Modern feminism puts a lot of emphasis on intersectionality, so it does take into account class (as well as race). As for which kind of inequality is more "fundamental", it doesn't matter much in practical terms.
It does matter, because you the subjugation of women is predicated on the division of human beings into classes. Without class society, you wouldn't have male chauvinism and the subjugation and super-exploitation of women.
Also, intersectionality is fundamentally incorrect in that it proceeds from a standpoint that social class is an oppressed 'identity' much like that of women or blacks or [insert identity here]. While there is certainly class prejudice (and I would obviously not deny this, having been on occasion referred to as 'trailer trash,' 'white trash', etc.), working class people are not discriminated against in the same way as blacks or women (i.e. because of their class position), and thus that does not define how the working class as a social category comes into being or exists (in opposition to the other classes in society). The entire identity as such is predicated on the relationship of the person in question to production, the necessary ingredient for figuring out where one stands in the class society in which he or she resides.

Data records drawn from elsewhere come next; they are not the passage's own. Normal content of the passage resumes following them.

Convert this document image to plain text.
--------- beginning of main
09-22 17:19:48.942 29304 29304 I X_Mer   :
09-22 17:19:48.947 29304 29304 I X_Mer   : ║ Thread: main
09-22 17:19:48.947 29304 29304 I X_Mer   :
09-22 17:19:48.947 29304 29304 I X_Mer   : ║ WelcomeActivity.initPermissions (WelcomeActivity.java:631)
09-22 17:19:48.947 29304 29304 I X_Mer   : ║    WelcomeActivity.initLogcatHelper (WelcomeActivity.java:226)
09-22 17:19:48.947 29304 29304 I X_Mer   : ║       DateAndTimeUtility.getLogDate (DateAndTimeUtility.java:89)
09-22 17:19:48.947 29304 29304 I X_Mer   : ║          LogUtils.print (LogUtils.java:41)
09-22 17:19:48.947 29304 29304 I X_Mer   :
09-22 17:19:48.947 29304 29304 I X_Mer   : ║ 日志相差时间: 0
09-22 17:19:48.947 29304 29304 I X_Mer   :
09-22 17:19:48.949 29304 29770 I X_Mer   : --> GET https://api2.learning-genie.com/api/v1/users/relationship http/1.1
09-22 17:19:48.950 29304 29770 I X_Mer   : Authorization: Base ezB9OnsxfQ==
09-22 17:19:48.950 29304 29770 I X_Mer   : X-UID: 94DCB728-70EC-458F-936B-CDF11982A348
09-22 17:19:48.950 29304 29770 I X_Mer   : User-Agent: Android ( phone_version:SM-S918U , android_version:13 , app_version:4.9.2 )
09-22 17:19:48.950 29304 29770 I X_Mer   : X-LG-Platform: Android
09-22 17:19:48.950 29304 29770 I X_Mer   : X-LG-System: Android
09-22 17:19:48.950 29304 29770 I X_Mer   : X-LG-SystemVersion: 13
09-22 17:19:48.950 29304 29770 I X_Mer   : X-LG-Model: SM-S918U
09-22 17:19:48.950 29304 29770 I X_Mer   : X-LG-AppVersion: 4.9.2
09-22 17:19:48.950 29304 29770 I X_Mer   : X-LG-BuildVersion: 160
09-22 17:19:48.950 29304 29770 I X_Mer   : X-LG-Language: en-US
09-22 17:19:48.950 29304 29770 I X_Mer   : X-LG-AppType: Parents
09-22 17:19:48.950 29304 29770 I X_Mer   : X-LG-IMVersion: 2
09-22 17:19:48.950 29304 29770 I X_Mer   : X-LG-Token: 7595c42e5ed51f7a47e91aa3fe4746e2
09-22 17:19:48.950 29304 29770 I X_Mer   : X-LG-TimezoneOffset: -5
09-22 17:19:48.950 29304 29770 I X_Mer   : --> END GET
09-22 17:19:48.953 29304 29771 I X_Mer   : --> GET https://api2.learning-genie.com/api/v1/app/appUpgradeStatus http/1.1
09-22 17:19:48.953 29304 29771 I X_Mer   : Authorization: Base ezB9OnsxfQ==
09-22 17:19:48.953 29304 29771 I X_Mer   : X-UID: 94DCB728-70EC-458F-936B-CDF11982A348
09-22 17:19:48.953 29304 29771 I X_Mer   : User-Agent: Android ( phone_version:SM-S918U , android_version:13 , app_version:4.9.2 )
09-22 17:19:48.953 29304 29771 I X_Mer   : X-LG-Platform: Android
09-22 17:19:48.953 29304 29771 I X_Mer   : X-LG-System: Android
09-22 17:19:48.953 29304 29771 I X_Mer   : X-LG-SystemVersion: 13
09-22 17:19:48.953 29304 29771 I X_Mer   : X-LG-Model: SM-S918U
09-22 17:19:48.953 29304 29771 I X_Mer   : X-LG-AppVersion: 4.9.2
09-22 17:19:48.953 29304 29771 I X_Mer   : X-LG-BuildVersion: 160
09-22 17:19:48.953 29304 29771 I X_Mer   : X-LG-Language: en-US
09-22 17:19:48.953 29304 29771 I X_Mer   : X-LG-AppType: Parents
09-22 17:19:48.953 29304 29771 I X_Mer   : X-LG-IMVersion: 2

Class is based on labour and wealth, with labour and wealth being based on power (exercising power or exerting labour through physical attributes) Power flows from the powerful which if you wind it right the way back biologically has been male. Man's power over women on the basis that men are physically stronger, penetrate women and are not subject to pregnancy or other reproductive 'constraints' pre-exists the collectivisation of any one or any thing. It pre-exists communities and any forms of socialisation rooted as it is in our genetic inheritance as mammals.
Isn't basing response on class not in fact, 'usurping' the role that sex/gender has had in establishing these power structures?